Is this going to cost extra?

I started my travel business in February of this year, and the question I have been asked the most has been, How much extra will it cost to book my vacation through you.  In general, the answer is nothing.  I was very surprised to find out how many people had no idea how a travel agent got paid.  But if they had never booked with one why would they know?

With the dawn of internet booking sites like Expedia and Travelocity, fewer people turned to travel agents to book travel.  The role of the travel agent became less understood along with their method of receiving compensation.  That’s completely understandable, which is why I decided to write this post.

I think a lot of people avoid travel agents, assuming it will cost them more to book with them than getting on the web and doing it themselves.  Hopefully, this post will clear some things up for some people.

My main source of revenue comes from the suppliers themselves.  When I book a cruise or hotel package for a client, that cruiseline or hotel company pays me a percentage of the trip cost as commission.  That percentage can range from 10-15%.  The client still pays the exact same amount for their vacation, but the supplier, i.e. Sandals, Royal Caribbean pays me for booking my client with them.  Sometimes they will offer bonus booking incentives of a certain amount ($25, $50) per booking to give agents an added reason for booking their clients with them.
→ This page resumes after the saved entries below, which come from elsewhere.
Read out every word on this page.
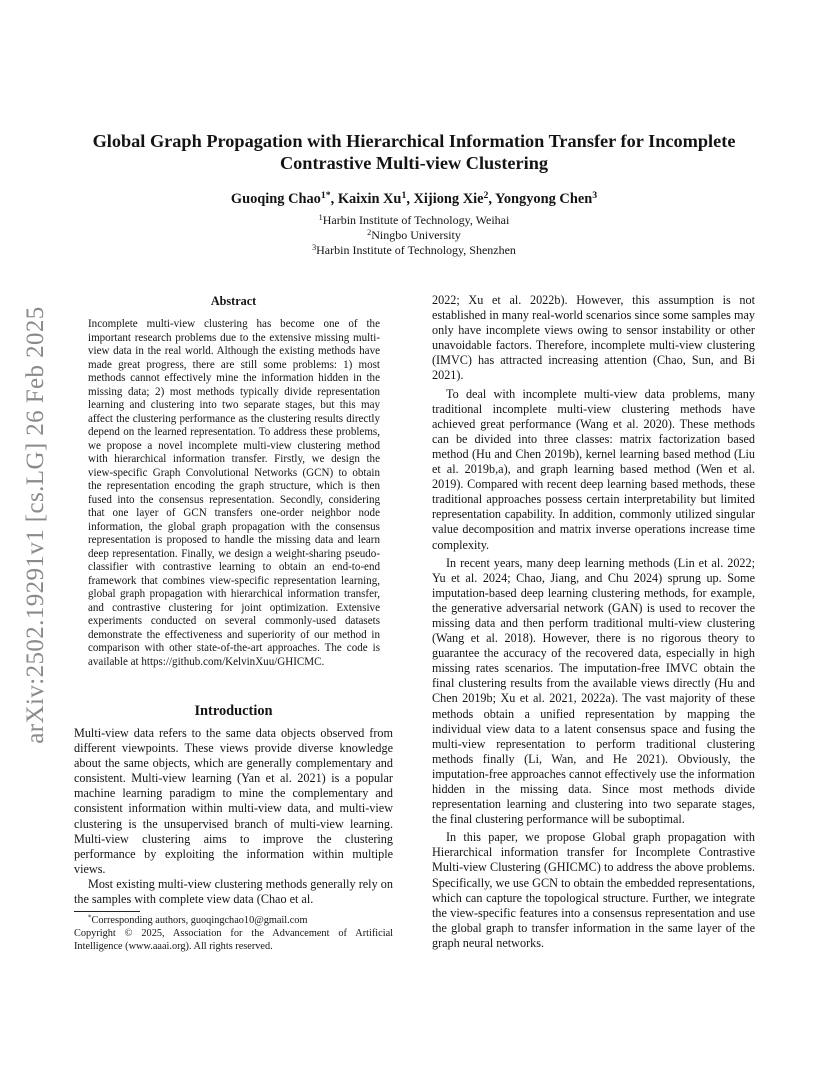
arXiv:2502.19291v1 [cs.LG] 26 Feb 2025
Global Graph Propagation with Hierarchical Information Transfer for Incomplete Contrastive Multi-view Clustering
Guoqing Chao$^{1*}$, Kaixin Xu$^1$, Xijiong Xie$^2$, Yongyong Chen$^3$
$^1$Harbin Institute of Technology, Weihai
$^2$Ningbo University
$^3$Harbin Institute of Technology, Shenzhen
Abstract

Incomplete multi-view clustering has become one of the important research problems due to the extensive missing multi-view data in the real world. Although the existing methods have made great progress, there are still some problems: 1) most methods cannot effectively mine the information hidden in the missing data; 2) most methods typically divide representation learning and clustering into two separate stages, but this may affect the clustering performance as the clustering results directly depend on the learned representation. To address these problems, we propose a novel incomplete multi-view clustering method with hierarchical information transfer. Firstly, we design the view-specific Graph Convolutional Networks (GCN) to obtain the representation encoding the graph structure, which is then fused into the consensus representation. Secondly, considering that one layer of GCN transfers one-order neighbor node information, the global graph propagation with the consensus representation is proposed to handle the missing data and learn deep representation. Finally, we design a weight-sharing pseudo-classifier with contrastive learning to obtain an end-to-end framework that combines view-specific representation learning, global graph propagation with hierarchical information transfer, and contrastive clustering for joint optimization. Extensive experiments conducted on several commonly-used datasets demonstrate the effectiveness and superiority of our method in comparison with other state-of-the-art approaches. The code is available at https://github.com/KelvinXuu/GHICMC.

Introduction

Multi-view data refers to the same data objects observed from different viewpoints. These views provide diverse knowledge about the same objects, which are generally complementary and consistent. Multi-view learning (Yan et al. 2021) is a popular machine learning paradigm to mine the complementary and consistent information within multi-view data, and multi-view clustering is the unsupervised branch of multi-view learning. Multi-view clustering aims to improve the clustering performance by exploiting the information within multiple views.

Most existing multi-view clustering methods generally rely on the samples with complete view data (Chao et al.

*Corresponding authors, guoqingchao10@gmail.com
Copyright © 2025, Association for the Advancement of Artificial Intelligence (www.aaai.org). All rights reserved.

2022; Xu et al. 2022b). However, this assumption is not established in many real-world scenarios since some samples may only have incomplete views owing to sensor instability or other unavoidable factors. Therefore, incomplete multi-view clustering (IMVC) has attracted increasing attention (Chao, Sun, and Bi 2021).

To deal with incomplete multi-view data problems, many traditional incomplete multi-view clustering methods have achieved great performance (Wang et al. 2020). These methods can be divided into three classes: matrix factorization based method (Hu and Chen 2019b), kernel learning based method (Liu et al. 2019b,a), and graph learning based method (Wen et al. 2019). Compared with recent deep learning based methods, these traditional approaches possess certain interpretability but limited representation capability. In addition, commonly utilized singular value decomposition and matrix inverse operations increase time complexity.

In recent years, many deep learning methods (Lin et al. 2022; Yu et al. 2024; Chao, Jiang, and Chu 2024) sprung up. Some imputation-based deep learning clustering methods, for example, the generative adversarial network (GAN) is used to recover the missing data and then perform traditional multi-view clustering (Wang et al. 2018). However, there is no rigorous theory to guarantee the accuracy of the recovered data, especially in high missing rates scenarios. The imputation-free IMVC obtain the final clustering results from the available views directly (Hu and Chen 2019b; Xu et al. 2021, 2022a). The vast majority of these methods obtain a unified representation by mapping the individual view data to a latent consensus space and fusing the multi-view representation to perform traditional clustering methods finally (Li, Wan, and He 2021). Obviously, the imputation-free approaches cannot effectively use the information hidden in the missing data. Since most methods divide representation learning and clustering into two separate stages, the final clustering performance will be suboptimal.

In this paper, we propose Global graph propagation with Hierarchical information transfer for Incomplete Contrastive Multi-view Clustering (GHICMC) to address the above problems. Specifically, we use GCN to obtain the embedded representations, which can capture the topological structure. Further, we integrate the view-specific features into a consensus representation and use the global graph to transfer information in the same layer of the graph neural networks.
The other source of revenue would come from service or consultation fees, which I have not found the need to implement thus far.  I got into the travel business because I am passionate about travel, and I am blessed to do this as a supplemental income to my husband.  I am not worried about making as much money as I can.  I enjoy it that much!  The only time I would charge a service fee would be for airline tickets, and that is only because airlines do not pay commissions any longer.  Generally, service fees are very nominal for the help and guidance you receive from an agent.

A service fee that I would implement but have not done so yet is a Plan-to-Go fee.  This would only come into play with people who have called me before and wanted me to look into a trip for them.   I researched and got prices and sent them a quote, then never heard from them about booking.  If this were to happen more than once, I would charge a Plan-to-Go fee of $50 or whatever I decide.  Remember, I haven’t had to do this.  If the people end up booking, the fee would go towards the cost of their trip.  If not, I would keep it as compensation for my time spent on the research.